Development impact fee credits reimburse the builder for infrastructure they construct that the jurisdiction would otherwise fund through its fee program. Tax increment financing captures the property tax uplift from new development and redirects it to fund infrastructure. Cost-sharing agreements allocate costs among multiple benefiting landowners proportionally. Latecomers’ fees ensure that future builders who connect to or benefit from infrastructure they didn’t help build contribute their fair share. Reimbursement districts formalize the recovery of costs over time. And in some cases, the jurisdiction itself participates directly through its capital improvement program.
When you layer these sources together, the economics of the project change fundamentally. Instead of the builder writing checks for infrastructure and waiting years to recover that capital through lot sales, you create a financing plan where costs are funded through bonds, reimbursed through credits, shared with adjacent beneficiaries and recovered through district mechanisms. The builder’s cash exposure is limited to the gaps between those sources.
The projects that produce the best returns are consistently the ones where the financing plan was designed before the first shovel hit the ground, not after the money was already spent.
John McManus: What’s your advice for a builder reading this who wants to start applying this thinking?
Carter Froelich: Start by resisting the urge to jump to a solution before you’ve mapped the problem. Before you form a district, before you challenge an impact fee, before you sign a development agreement, step back and ask: what are all the infrastructure-related financial challenges on this project, and which one, if solved first, creates the most value or unlocks the most optionality for everything that follows?

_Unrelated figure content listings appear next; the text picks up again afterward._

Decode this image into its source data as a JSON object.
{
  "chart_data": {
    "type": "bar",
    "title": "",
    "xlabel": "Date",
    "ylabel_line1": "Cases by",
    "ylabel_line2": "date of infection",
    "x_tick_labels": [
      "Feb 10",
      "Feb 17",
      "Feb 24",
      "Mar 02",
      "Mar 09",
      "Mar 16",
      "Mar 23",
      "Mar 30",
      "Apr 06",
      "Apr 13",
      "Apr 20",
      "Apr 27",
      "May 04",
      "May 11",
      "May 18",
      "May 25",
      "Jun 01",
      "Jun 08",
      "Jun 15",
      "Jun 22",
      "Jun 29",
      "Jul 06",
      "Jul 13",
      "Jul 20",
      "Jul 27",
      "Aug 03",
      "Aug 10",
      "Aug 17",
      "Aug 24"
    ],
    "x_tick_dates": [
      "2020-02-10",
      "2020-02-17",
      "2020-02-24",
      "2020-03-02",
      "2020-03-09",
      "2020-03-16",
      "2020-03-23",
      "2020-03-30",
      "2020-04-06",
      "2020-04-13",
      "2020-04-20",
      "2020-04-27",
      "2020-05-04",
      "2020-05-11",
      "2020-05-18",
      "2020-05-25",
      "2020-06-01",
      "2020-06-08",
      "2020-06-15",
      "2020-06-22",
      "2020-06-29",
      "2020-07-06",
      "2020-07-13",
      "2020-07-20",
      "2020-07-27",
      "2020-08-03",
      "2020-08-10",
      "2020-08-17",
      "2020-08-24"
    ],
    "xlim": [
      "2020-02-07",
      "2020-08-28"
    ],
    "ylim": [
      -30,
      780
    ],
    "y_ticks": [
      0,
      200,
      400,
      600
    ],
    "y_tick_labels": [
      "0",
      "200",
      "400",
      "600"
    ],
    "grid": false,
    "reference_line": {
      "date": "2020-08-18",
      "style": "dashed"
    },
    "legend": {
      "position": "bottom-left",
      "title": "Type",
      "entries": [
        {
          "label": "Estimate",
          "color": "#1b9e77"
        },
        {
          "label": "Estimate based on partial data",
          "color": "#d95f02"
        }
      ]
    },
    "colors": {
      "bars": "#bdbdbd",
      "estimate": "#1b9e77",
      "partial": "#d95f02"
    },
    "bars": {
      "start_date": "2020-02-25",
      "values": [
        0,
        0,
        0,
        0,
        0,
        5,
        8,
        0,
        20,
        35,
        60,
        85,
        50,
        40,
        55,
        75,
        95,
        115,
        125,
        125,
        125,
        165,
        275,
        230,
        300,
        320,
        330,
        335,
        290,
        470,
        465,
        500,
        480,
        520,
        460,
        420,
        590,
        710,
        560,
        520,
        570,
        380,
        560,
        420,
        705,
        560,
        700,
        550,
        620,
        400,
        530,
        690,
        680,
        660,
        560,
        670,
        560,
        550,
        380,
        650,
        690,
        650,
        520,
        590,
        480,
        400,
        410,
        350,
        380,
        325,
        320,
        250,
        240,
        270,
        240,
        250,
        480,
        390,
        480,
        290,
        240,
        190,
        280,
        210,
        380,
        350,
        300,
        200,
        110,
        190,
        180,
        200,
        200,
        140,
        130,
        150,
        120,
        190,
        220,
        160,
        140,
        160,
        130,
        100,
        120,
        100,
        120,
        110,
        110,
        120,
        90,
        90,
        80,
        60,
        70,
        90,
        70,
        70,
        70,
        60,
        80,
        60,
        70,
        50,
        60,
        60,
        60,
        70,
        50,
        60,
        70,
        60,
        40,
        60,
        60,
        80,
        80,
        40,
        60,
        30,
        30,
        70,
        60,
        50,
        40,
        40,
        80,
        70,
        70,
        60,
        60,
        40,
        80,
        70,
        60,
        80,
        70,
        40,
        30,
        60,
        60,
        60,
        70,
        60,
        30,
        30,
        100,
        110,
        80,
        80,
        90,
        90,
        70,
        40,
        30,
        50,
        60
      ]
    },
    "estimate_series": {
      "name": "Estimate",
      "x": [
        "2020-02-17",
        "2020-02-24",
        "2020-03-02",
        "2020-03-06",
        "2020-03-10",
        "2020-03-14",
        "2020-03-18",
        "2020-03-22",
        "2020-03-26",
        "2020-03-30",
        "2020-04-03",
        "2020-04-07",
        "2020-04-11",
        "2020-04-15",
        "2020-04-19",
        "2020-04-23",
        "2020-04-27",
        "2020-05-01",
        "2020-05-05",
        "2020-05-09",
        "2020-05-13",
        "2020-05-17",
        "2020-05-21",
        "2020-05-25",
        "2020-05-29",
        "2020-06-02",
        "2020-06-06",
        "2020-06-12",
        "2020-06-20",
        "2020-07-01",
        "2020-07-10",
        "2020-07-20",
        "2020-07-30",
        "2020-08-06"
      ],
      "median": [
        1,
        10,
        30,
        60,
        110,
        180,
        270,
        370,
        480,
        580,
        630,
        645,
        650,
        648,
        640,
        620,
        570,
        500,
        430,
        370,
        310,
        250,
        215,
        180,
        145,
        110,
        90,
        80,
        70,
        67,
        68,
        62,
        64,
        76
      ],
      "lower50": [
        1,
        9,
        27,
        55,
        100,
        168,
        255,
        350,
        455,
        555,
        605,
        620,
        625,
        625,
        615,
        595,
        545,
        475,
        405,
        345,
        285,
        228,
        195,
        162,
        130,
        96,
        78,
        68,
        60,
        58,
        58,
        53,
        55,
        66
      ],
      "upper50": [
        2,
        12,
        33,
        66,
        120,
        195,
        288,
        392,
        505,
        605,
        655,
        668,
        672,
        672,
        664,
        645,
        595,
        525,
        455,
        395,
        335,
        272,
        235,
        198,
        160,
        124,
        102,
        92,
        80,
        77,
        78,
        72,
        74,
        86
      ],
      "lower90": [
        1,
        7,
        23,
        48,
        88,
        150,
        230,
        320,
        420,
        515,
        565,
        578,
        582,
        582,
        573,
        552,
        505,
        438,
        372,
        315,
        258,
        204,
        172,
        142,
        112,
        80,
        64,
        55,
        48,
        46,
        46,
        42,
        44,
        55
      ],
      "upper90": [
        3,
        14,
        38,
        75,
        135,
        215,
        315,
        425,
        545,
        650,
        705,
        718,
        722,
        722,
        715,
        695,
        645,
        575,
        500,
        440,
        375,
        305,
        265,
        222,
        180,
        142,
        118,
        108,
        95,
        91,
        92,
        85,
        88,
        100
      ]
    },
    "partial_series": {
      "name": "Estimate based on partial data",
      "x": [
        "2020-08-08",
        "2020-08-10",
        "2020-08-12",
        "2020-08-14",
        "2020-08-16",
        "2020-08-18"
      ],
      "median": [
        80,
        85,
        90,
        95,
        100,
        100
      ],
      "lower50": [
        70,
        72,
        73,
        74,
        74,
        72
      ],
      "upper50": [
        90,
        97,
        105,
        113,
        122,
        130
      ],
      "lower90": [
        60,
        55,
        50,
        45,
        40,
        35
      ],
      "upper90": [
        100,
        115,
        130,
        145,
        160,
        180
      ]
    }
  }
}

Then apply The Red Analysis
to every line item in the infrastructure budget. What can be reduced? What shouldn’t be your cost at all? What can be deferred until revenue is flowing?
And then build the financing plan, not around a single mechanism, but as a layered strategy that combines every available source of capital recovery: district bonds, DIF credits, cost sharing, latecomers fees, TIF and jurisdictional cost participation. The goal is simple: limit your cash spend, reduce your total costs and create as many paths to infrastructure reimbursement as possible.
The builders who treat infrastructure finance as a strategic function, who bring this thinking to the table at the same time they’re negotiating the land deal, not six months after they’ve closed, are the ones who consistently outperform on margins and returns. The infrastructure cost squeeze is real. But the tools to address it are equally real. The key is deploying them early enough to matter.